Als je niet kunt lezen, is dat echt een handicap.
Ik weet niet of het niet kunnen lezen zonder bril dat benadert.
Ik betrapte me op de gedachte dat dat minstens zo erg is.
En misschien wel erger.

Diepvries gegeten.

Op televisie zei een vrouw dat het haar niet zoveel uitmaakte, wat ze at.
,,Al is het vijf broden en twee vissen.”
Ze stond op het punt om in Afrika goede werken te gaan verrichten.
Ik had liever de dagvangst uit de Noordzee op mijn bord gehad, dan de drab die blijkbaar – daar houd ik het maar op – te lang in de oven stond.

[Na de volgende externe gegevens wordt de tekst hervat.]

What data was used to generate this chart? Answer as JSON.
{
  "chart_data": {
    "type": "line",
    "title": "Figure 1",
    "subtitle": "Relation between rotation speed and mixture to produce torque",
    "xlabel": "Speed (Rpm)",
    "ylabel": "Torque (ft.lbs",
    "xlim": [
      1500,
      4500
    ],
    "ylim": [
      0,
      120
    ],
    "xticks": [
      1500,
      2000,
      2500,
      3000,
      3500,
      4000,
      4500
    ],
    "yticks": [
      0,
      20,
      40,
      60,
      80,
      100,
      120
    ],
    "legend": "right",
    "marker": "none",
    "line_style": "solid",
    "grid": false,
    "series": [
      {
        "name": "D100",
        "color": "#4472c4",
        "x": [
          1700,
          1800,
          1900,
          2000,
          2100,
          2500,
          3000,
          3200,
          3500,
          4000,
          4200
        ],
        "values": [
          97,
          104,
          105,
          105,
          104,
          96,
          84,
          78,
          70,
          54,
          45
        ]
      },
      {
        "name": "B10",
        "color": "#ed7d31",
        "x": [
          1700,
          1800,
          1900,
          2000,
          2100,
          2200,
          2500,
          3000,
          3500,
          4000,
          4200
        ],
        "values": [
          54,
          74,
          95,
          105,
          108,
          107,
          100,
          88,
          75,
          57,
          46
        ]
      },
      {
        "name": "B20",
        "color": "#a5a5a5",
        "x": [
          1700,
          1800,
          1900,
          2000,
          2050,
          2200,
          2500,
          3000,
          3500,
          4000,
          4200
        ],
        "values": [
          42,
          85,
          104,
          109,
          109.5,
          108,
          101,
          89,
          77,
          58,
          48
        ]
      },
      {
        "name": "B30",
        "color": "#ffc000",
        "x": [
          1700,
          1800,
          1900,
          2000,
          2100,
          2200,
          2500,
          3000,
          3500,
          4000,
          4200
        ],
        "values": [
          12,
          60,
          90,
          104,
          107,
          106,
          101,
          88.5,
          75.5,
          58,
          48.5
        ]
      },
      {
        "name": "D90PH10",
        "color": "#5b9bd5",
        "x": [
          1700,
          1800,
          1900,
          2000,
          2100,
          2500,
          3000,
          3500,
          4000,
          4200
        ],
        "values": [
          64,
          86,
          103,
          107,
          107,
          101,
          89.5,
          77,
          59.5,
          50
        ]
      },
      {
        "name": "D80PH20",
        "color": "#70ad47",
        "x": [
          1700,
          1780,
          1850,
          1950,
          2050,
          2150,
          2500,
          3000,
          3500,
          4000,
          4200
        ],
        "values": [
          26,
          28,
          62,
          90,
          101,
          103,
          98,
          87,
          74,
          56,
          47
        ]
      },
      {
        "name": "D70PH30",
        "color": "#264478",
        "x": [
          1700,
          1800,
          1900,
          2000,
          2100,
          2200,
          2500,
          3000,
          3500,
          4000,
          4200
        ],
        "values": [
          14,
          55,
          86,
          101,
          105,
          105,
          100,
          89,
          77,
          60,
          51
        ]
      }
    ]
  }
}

Op de radio hoorde ik een man – zeker vijf jaar jonger dan ik – vertellen dat hij maar op de muur hoeft te kloppen, ‘buurman, kom me helpen’ hoeft te roepen en hulp is onderweg.
Hij woont in een flat voor 50-plussers.
Ik niet.

Ik zou er zo kunnen gaan wonen.
Want is niets mis met mijn oren; ik neem de telefoon op als die nog geen fractie van een seconde heeft gerinkeld.
Ik zou er dus zo kunnen gaan wonen, want er is niets mis met mijn gehoor.

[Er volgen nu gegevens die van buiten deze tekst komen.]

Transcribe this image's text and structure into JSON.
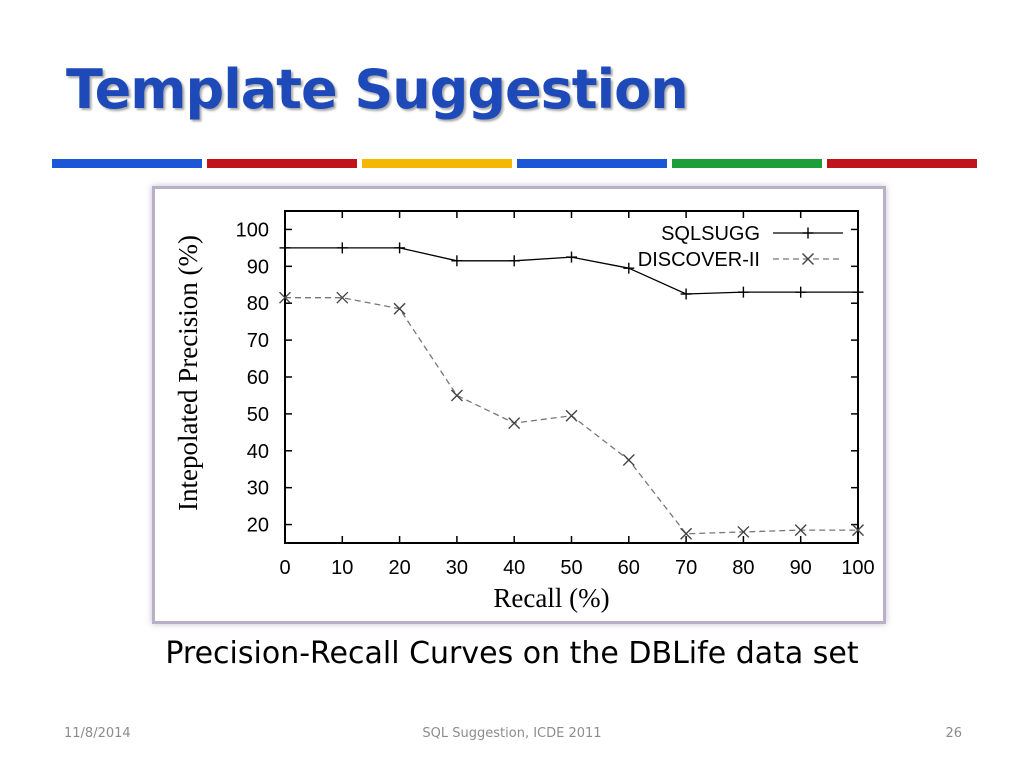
{
  "slide": {
    "title": "Template Suggestion",
    "caption": "Precision-Recall Curves on the DBLife data set",
    "footer": {
      "date": "11/8/2014",
      "center": "SQL Suggestion, ICDE 2011",
      "page": "26"
    },
    "accent_bar_colors": [
      "#1a56d6",
      "#c0141c",
      "#f5b800",
      "#1a56d6",
      "#1e9e3a",
      "#c0141c"
    ]
  },
  "chart_data": {
    "type": "line",
    "xlabel": "Recall (%)",
    "ylabel": "Intepolated Precision (%)",
    "xlim": [
      0,
      100
    ],
    "ylim": [
      15,
      105
    ],
    "xticks": [
      "0",
      "10",
      "20",
      "30",
      "40",
      "50",
      "60",
      "70",
      "80",
      "90",
      "100"
    ],
    "yticks": [
      "20",
      "30",
      "40",
      "50",
      "60",
      "70",
      "80",
      "90",
      "100"
    ],
    "legend_position": "top-right",
    "grid": false,
    "series": [
      {
        "name": "SQLSUGG",
        "marker": "plus",
        "line_style": "solid",
        "color": "#000000",
        "x": [
          0,
          10,
          20,
          30,
          40,
          50,
          60,
          70,
          80,
          90,
          100
        ],
        "y": [
          95,
          95,
          95,
          91.5,
          91.5,
          92.5,
          89.5,
          82.5,
          83,
          83,
          83
        ]
      },
      {
        "name": "DISCOVER-II",
        "marker": "cross",
        "line_style": "dashed",
        "color": "#777777",
        "x": [
          0,
          10,
          20,
          30,
          40,
          50,
          60,
          70,
          80,
          90,
          100
        ],
        "y": [
          81.5,
          81.5,
          78.5,
          55,
          47.5,
          49.5,
          37.5,
          17.5,
          18,
          18.5,
          18.5
        ]
      }
    ]
  }
}
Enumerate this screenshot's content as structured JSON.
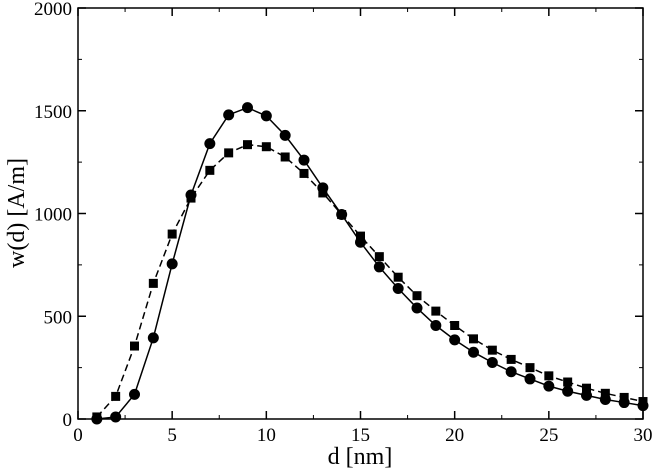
{
  "chart_data": {
    "type": "line",
    "title": "",
    "xlabel": "d [nm]",
    "ylabel": "w(d) [A/m]",
    "xlim": [
      0,
      30
    ],
    "ylim": [
      0,
      2000
    ],
    "x_ticks": [
      "0",
      "5",
      "10",
      "15",
      "20",
      "25",
      "30"
    ],
    "y_ticks": [
      "0",
      "500",
      "1000",
      "1500",
      "2000"
    ],
    "grid": false,
    "legend": "none",
    "x": [
      1,
      2,
      3,
      4,
      5,
      6,
      7,
      8,
      9,
      10,
      11,
      12,
      13,
      14,
      15,
      16,
      17,
      18,
      19,
      20,
      21,
      22,
      23,
      24,
      25,
      26,
      27,
      28,
      29,
      30
    ],
    "series": [
      {
        "marker": "circle",
        "line_style": "solid",
        "color": "#000000",
        "values": [
          0,
          10,
          120,
          395,
          755,
          1090,
          1340,
          1480,
          1515,
          1475,
          1380,
          1260,
          1125,
          995,
          860,
          740,
          635,
          540,
          455,
          385,
          325,
          275,
          230,
          195,
          160,
          135,
          115,
          95,
          80,
          65
        ]
      },
      {
        "marker": "square",
        "line_style": "dashed",
        "color": "#000000",
        "values": [
          10,
          110,
          355,
          660,
          900,
          1075,
          1210,
          1295,
          1335,
          1325,
          1275,
          1195,
          1100,
          995,
          890,
          790,
          690,
          600,
          525,
          455,
          390,
          335,
          290,
          250,
          210,
          180,
          150,
          125,
          105,
          85
        ]
      }
    ]
  }
}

,,Waarom doe je dat dan niet?’’

Ik zei tegen mijn ex-schoonzuster Els Stam dat er werd aangebeld.
Dat ik haar nog wel zal bellen.

 

Tijd verdoen

16 okt

Nog niet zo lang geleden liepen mijn ex-schoonzuster Els Stam en ik op een zomerse zaterdagmiddag over de Voorstraat, toen er opeens allerlei mensen begonnen te zingen.
Het winkelend publiek bleef staan om te kijken.
Wij ook.

,,Vooruit dan maar,’’ zei Els.
Het bleek hun manier te zijn voorbijgangers uit te nodigen in het theatertje achter hen.
Els had het voor de zekerheid nog even nagevraagd; de voorstelling was inderdaad gratis.

Tien minuten later zaten we naar een leeg podium te kijken.
,,Wat denk jij?’’, fluisterde Els.
,,Moet dat stuk nog geschreven worden of zo?’’

Op dat moment kwamen vier serveersters het podium oplopen.

,,Het lijkt verdorie De Gouden Haan wel,’’ zei Els.
,,Hier ga ik mijn tijd niet aan verdoen.’’

Voor ik het wist, had ze de zaal verlaten.

We hebben daarna een mooi tochtje met de fluisterboot gemaakt.

Ik moest er aan denken omdat Els afbelde.
We zouden vanavond naar een Grieks restaurant gaan, maar ze zag er van af.

 

Afgang

14 okt

Je kunt de gekste dingen meemaken in je leven.
Er zijn van die mensen, die lopen er gewoon tegenaan.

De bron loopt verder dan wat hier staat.